Lo scorso 5 agosto la procura militare libica ha emesso un mandato d’arresto nei confronti di Saif al-Islam Gheddafi, figlio del defunto leader libico Muammar Gheddafi, sospettato di legami con i mercenari russi della Wagner e di crimini di guerra da questi commessi contro i civili.
Solo pochi giorni prima, Gheddafi aveva rilasciato un’intervista esclusiva al New York Times, pubblicata online il 30 luglio, in cui parlava dei suoi piani per tornare in politica.
Il mandato di arresto, emesso dal procuratore Mohammed Gharouda, fa riferimento al caso 114/2019 relativo alle uccisioni di cittadini libici da parte dei contractor di Mosca durante l’offensiva delle forze di Khalifa Haftar su Tripoli. Nell’ambito della stessa inchiesta, la procura militare aveva emesso, nell’ottobre 2019 e nel luglio scorso, mandati d’arresto per lo stesso Haftar, per suo figlio Saddam e per sei ufficiali delle milizie al suo comando.
I combattenti russi sono apparsi per la prima volta in Libia nel 2019 a sostegno delle forze di Haftar impegnate nel tentativo di conquistare Tripoli e far cadere il governo di accordo nazionale di Fayez al-Serraj, sostenuto dalle Nazioni Unite. Il conflitto si è concluso con un cessate il fuoco nell’ottobre 2020 che ha permesso la formazione di un nuovo governo di transizione guidato, dallo scorso 15 marzo, da Abdul Hamid Dbeibeh (o Dbeibah), spingendo le forze di Haftar a un ritiro verso sud.
Più volte, in questi mesi, l’Onu ha chiesto a Russia e Turchia di richiamare i propri mercenari, finora senza risultati.
Il gruppo Wagner è apparso per la prima volta nel 2014 nell’Ucraina orientale, a sostegno dei separatisti filo-russi. Da allora, è stato coinvolto in molti altri territori di instabilità e conflitto, dalla Siria al Mozambico, dal Sudan alla Repubblica Centrafricana. Alla testa della Wagner c’è Evgenij Prigožin, un uomo d’affari con stretti legami con il presidente russo Vladimir Putin.
Durante la realizzazione di un recente documentario della BBC World Service sulle operazioni di paramilitari russi in Libia, funzionari dell’intelligence libica hanno parlato di forti legami di Gheddafi con Mosca e lo hanno descritto come “il candidato preferito della Russia per governare la Libia”.

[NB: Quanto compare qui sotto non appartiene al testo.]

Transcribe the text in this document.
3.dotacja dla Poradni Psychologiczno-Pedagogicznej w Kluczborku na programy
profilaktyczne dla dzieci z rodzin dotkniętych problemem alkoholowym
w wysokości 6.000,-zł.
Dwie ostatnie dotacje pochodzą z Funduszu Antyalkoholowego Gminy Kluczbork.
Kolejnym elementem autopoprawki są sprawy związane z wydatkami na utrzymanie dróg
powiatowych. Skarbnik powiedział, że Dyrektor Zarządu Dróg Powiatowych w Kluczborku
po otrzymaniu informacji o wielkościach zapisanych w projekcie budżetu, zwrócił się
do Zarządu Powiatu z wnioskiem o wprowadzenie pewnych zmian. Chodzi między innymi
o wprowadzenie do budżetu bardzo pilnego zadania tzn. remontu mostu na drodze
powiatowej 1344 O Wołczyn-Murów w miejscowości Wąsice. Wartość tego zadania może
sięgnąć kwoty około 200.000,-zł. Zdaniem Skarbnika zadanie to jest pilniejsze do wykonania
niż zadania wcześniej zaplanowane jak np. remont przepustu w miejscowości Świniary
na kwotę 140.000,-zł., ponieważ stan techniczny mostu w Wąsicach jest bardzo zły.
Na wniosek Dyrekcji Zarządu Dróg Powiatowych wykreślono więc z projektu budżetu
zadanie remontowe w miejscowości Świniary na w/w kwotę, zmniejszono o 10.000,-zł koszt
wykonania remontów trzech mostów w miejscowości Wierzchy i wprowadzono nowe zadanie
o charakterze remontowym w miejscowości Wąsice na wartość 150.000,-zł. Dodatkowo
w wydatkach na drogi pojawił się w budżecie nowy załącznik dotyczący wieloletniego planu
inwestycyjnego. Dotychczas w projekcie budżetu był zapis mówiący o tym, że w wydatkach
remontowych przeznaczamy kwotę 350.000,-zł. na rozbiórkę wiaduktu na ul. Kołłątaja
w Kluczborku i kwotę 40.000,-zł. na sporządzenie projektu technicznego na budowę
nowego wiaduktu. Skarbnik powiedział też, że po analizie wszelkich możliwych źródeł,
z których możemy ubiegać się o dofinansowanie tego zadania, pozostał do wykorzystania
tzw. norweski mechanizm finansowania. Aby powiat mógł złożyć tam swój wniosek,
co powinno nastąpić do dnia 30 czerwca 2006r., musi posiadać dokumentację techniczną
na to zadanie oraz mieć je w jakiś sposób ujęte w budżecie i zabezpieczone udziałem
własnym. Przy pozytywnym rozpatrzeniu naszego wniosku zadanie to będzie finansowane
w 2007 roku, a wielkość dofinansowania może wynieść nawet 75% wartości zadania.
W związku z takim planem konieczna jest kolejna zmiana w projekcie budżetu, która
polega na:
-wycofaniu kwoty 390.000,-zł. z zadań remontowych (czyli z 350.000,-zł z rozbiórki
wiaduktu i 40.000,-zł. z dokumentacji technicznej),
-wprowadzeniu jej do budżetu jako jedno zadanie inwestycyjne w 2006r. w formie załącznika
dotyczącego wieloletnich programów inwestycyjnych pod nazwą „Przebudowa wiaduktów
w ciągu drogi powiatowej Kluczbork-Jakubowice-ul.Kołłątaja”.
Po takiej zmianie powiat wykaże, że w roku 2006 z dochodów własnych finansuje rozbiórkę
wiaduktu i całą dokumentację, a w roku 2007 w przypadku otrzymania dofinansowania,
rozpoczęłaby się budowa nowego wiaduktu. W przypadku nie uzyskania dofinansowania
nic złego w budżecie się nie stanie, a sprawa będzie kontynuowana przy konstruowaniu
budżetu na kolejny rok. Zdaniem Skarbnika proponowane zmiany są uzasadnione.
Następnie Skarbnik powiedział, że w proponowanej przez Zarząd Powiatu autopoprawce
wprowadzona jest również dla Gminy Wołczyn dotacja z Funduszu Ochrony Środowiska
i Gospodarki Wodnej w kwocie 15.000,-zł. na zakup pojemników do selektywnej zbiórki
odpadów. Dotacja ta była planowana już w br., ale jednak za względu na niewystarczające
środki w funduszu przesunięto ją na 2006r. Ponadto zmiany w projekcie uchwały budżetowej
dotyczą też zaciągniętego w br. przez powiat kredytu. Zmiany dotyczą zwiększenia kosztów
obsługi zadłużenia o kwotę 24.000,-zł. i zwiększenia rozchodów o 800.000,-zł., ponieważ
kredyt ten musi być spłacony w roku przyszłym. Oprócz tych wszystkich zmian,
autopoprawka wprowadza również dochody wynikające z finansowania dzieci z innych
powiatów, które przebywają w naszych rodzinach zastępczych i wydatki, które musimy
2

Saif al-Islam da anni non appare in pubblico. Dopo l’uccisione del padre, nel 2011, fu catturato e detenuto nella città di Zintan, a sud-ovest di Tripoli, per sei anni. Durante quel periodo fu condannato a morte in contumacia da un tribunale di Tripoli per l’uccisione di manifestanti nel 2011.
Sulla sua testa pesa anche un mandato d’arresto emesso dalla Corte penale internazionale (Cpi) nel 2017 per crimini contro l’umanità commessi durante la repressione della ribellione. (M.T.)